Pick a box at random. The chances that it has two coins of the same kind are (N-M)/N. But what if, without looking, you reach into a box and pull out a coin in your closed fist so that you still can’t see it. Whatever color it is, there were [M+(N-M)/2]=(N+M)/2 boxes that had a coin of that color, and (N-M)/2 boxes that had two of them. So it would seem the probability this box has two coins of the same color is now (N-M)/(N+M). The probability changed simply because you took a coin out without looking at it. But it would change the same way if you did look, because it can’t depend on what you would see. How can that be?
This apparent paradox is known as Bertrand’s Box Paradox, named for Joseph Bertrand who first described it in 1889. He used N=3 and M=1, but the basic idea holds no matter what the values are. His point was that when you count cases for this type of problem, you shouldn’t count all of the cases that fit the observation. You should only count the proportion of each case that, when you allow all observations to be made equally, would result in what you observed. So in the above problem, of the M boxes that have a gold coin and a silver coin, you should only count M/2 of them because there are two different kinds of coins that could have been withdrawn.

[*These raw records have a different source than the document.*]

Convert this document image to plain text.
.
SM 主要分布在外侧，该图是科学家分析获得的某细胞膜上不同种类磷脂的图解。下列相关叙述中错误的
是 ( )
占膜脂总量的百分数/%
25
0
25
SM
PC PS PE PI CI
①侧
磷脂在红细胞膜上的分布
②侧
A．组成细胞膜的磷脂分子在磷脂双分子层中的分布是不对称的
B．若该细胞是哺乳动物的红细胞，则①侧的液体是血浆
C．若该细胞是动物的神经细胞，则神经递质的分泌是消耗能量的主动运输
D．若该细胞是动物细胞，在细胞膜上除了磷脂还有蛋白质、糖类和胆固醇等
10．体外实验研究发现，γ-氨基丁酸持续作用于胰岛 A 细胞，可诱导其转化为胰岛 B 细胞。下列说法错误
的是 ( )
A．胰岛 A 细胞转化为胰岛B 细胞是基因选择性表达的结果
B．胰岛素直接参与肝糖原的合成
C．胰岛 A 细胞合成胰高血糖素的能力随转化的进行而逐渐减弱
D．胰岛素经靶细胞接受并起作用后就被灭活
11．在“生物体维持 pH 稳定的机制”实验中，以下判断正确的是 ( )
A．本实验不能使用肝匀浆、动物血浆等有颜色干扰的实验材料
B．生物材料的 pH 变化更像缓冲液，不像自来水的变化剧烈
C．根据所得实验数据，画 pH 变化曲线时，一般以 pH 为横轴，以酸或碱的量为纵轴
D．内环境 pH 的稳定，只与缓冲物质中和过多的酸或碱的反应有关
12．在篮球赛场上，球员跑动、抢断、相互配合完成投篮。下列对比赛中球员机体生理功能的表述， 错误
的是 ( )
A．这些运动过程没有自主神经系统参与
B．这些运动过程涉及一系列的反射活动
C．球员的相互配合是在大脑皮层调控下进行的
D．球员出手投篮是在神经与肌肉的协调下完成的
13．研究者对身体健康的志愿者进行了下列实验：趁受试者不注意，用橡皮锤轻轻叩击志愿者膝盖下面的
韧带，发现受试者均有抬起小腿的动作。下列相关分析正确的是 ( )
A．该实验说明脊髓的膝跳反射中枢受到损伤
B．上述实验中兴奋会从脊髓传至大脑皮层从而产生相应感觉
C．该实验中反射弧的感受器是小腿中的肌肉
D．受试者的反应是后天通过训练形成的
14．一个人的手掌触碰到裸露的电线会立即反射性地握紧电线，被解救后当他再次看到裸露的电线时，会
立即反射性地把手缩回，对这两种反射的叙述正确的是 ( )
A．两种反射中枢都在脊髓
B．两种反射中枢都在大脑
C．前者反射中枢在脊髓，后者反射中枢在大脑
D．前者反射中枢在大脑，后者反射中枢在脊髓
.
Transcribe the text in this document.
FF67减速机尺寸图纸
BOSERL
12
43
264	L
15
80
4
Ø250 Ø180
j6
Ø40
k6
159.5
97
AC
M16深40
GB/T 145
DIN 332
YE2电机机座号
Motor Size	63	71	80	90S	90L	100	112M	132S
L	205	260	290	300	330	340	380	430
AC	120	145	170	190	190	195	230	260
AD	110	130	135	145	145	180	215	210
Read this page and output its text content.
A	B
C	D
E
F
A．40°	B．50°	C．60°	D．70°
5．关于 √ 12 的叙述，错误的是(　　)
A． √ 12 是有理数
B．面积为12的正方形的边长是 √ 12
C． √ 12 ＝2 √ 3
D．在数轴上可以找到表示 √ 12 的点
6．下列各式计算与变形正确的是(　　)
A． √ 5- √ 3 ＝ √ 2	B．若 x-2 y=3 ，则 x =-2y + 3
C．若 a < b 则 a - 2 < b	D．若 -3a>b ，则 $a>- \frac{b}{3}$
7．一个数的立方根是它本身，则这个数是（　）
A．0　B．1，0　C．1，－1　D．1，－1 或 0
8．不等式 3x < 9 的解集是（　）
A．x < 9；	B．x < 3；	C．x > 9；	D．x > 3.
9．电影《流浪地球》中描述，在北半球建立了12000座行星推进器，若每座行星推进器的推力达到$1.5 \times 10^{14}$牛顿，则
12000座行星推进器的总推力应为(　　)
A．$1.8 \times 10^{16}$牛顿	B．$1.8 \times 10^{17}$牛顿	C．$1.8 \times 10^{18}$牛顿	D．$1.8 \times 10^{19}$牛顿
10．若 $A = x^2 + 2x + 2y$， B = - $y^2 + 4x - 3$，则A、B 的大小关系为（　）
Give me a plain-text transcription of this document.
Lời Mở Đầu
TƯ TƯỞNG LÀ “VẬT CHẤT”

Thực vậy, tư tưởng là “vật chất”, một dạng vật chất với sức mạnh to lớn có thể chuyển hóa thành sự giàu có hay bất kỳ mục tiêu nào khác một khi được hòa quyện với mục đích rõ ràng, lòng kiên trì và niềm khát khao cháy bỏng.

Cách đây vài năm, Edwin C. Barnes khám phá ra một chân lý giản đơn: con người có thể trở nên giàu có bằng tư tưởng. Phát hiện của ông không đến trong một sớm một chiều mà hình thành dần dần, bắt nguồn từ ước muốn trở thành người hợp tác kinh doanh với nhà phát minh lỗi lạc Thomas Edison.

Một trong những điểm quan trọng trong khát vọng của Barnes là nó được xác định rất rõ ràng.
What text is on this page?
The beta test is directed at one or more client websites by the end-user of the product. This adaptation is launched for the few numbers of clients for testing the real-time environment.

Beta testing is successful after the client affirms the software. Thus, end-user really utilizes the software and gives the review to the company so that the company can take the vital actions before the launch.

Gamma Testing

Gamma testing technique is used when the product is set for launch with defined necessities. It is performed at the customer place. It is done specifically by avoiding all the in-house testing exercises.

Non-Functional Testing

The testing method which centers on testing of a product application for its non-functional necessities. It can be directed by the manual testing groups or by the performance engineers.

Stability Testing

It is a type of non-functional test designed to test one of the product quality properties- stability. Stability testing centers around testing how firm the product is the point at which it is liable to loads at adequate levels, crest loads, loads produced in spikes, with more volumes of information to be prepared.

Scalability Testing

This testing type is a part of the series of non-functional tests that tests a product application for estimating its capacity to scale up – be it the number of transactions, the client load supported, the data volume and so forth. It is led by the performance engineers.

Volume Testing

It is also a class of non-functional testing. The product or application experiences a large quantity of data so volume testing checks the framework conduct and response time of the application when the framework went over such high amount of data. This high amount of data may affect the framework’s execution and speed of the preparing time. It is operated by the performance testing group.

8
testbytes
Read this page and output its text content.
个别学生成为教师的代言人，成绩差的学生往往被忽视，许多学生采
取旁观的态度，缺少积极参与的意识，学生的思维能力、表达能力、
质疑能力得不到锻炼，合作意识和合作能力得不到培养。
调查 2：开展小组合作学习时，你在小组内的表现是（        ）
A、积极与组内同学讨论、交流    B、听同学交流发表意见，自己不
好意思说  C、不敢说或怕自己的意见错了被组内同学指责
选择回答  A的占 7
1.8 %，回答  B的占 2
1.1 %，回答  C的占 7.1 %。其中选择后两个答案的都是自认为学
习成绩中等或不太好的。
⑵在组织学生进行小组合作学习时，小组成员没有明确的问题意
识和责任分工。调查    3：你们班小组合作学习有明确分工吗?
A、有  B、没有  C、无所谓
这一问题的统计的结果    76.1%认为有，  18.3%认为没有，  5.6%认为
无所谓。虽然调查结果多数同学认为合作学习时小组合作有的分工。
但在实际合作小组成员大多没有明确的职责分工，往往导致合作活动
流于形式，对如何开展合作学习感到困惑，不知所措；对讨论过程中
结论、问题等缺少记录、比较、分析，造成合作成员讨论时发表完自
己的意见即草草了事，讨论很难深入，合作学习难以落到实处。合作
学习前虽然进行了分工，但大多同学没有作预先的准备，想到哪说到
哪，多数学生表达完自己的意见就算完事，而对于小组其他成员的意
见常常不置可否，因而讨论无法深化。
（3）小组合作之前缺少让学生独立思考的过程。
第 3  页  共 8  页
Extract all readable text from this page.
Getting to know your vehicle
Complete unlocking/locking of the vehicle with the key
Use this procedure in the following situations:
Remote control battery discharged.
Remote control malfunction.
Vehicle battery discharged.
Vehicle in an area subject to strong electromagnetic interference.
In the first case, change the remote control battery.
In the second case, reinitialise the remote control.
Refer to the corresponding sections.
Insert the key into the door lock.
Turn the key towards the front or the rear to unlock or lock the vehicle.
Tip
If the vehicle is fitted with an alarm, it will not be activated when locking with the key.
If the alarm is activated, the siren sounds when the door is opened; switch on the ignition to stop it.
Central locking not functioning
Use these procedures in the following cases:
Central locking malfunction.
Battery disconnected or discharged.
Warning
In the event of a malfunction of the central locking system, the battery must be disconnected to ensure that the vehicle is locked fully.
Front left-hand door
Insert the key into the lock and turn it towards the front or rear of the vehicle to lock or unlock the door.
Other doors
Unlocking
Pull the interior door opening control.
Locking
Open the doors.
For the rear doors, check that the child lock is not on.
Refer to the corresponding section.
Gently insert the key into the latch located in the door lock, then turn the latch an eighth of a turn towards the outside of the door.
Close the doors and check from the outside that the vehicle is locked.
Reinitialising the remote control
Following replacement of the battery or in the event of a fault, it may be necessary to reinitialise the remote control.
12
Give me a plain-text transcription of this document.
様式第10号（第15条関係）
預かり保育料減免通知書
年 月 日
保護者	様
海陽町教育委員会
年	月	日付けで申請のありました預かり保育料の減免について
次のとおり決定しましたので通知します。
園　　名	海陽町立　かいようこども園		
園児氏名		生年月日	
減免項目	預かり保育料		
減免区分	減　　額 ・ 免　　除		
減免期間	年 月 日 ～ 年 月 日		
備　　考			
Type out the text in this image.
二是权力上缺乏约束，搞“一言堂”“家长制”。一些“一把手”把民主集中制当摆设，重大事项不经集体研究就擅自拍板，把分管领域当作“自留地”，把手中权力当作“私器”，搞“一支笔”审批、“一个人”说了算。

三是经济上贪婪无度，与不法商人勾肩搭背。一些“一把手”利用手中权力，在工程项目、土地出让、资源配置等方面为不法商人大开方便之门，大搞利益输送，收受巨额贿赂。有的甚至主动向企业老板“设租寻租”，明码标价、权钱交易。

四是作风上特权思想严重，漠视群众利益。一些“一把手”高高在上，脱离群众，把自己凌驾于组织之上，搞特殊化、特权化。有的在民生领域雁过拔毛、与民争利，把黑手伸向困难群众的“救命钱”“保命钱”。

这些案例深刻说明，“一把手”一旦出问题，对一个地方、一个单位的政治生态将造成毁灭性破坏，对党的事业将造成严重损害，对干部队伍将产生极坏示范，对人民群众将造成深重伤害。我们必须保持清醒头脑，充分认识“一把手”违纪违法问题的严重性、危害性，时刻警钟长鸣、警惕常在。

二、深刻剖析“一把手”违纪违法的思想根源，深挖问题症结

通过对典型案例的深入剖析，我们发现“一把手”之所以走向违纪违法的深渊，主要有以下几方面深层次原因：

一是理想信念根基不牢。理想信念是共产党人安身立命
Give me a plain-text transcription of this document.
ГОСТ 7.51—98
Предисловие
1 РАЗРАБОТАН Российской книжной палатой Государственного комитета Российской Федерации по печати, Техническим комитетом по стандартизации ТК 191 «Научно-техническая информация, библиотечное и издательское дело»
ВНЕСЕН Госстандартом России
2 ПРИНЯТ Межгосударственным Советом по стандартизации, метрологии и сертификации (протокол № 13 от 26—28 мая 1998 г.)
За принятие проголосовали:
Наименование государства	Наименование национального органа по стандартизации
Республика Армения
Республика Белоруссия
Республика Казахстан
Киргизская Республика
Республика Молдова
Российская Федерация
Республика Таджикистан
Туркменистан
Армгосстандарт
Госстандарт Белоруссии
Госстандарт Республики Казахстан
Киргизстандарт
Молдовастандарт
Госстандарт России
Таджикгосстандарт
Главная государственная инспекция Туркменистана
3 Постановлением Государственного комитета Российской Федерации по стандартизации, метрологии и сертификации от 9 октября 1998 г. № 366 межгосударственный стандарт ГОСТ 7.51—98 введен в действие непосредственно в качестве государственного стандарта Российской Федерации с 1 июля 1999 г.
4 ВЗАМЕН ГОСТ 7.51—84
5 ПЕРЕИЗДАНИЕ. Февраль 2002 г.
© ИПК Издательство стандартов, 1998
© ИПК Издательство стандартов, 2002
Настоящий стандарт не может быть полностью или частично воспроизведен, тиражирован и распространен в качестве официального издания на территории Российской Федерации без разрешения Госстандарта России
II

If Gary Foshee had not mentioned Tuesday, the problem is a Bertrand’s Box Problem with N=4 and M=2. The wrong answer is (N-M)/(N+M)=(4-2)/(4+2)=1/3, It is wrong because it assumes the statement “Gary Foshee has a boy” is logically equivalent with “Gray Foshee tells you he has a boy.” They are not equivalent, because it is possible for Gary Foshee to tell you he has a girl, when he has a boy and a girl. The correct answer is (N-M)/N=(4-2)/4=1/2. And when you add in Tuesday, the problem is a little more complicated, but the result is the same. The answer is not 13/27, it is still ½, and your intuition that “Tuesday” shouldn’t matter is confirmed.